Appearing at first glance to be witty visual puns and one-liners – a band of desert nomads in a barren windswept landscape, for example – they are also complex meditations on the interplay of reality, illusion, and representation. “In a decade of mature work, Tansey has established an original vision that combines detailed narrative and precise realism in a … vigorous blend of philosophy, literature, and history,” states Patterson Sims, the curator of the exhibition and director for art and exhibitions at the Seattle Art Museum.

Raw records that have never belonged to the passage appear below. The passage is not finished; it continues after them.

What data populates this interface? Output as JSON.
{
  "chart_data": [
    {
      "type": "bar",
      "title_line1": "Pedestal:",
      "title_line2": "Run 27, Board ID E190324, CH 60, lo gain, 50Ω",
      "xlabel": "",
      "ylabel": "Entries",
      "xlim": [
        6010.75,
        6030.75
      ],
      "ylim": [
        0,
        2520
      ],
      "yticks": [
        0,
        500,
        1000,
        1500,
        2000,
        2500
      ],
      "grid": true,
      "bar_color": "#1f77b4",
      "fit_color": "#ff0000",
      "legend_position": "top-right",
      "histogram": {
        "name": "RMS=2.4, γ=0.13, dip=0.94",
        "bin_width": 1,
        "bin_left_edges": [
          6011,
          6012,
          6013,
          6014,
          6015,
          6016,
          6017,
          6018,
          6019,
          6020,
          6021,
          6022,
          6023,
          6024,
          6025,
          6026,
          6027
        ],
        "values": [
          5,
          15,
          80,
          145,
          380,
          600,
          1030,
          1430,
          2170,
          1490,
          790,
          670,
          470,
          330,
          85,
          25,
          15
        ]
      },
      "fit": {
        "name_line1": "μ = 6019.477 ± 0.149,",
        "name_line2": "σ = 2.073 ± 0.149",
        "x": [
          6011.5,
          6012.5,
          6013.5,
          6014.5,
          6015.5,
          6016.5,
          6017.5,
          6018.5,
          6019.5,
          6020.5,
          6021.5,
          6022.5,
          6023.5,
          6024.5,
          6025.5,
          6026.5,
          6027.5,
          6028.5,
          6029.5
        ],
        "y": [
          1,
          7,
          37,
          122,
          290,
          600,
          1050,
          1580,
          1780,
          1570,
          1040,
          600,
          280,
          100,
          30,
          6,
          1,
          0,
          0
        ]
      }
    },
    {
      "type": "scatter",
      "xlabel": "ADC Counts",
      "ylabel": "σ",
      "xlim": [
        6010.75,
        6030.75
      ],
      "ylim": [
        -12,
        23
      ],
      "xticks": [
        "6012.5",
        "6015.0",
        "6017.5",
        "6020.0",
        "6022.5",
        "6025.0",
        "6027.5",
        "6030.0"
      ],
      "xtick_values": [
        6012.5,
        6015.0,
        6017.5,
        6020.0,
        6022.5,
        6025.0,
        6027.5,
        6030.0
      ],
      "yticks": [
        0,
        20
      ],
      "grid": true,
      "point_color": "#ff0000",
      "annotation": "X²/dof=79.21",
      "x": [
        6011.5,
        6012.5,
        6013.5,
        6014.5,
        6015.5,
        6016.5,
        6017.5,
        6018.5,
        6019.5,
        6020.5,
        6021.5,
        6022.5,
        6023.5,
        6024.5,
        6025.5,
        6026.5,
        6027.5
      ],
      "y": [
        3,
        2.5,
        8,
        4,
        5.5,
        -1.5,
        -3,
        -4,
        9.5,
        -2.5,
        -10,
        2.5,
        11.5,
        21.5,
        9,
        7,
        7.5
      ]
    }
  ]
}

The four oil paintings featured in the exhibition capture the artists engaging combination of wit and insight. Tying these works together is Tansey’s conviction that our conception of “reality” is determined by the tools we use to represent and communicate experience – words, photographs, painted images, and so on – and that these descriptions are invariably incomplete, contradictory, deceptive, or otherwise inadequate. A Short History of Modernist Painting (1979-1980) presents a rich patchwork of sepia and black and white images that parade across the canvas like freeze frames from a 1950s newsreel and humorously undermine the most cherished notions of 20th century art. White on White (1986) describes the bizarre convergence of two bands of Bedouins and polar Eskimos in an ambiguous sand/snow-swept landscape. Mont Sainte Victoire (1987) reflects Tansey’s fascination with Paul Cezanne, the father of modern art, and plays on two of that artist’s best-known themes: his bathers and the mountain in the painting’s title. The Bricoleur’s Daughter (1987) shows a young girl secretly exploring a mysterious wonderland of bric-a-brac and tools on her father’s worktable.

Providing insight into the artist’s working and thought processes, the preparatory works and source materials in the exhibition rage from photographs, news clippings, and photocopies to collages and detailed graphite drawings. “Although the completed works are often rapidly executed,” explains Sims, “the generation of the imagery is an extended and elaborate process linking art historical quotation, bibliographic reference, and covert portraits.”

Sponsors

The exhibition was organized by the Seattle Art Museum with support from the National Endowment for the Arts, the Collector’s Forum, and the Helen Gurvich Fund of the Seattle Art Museum.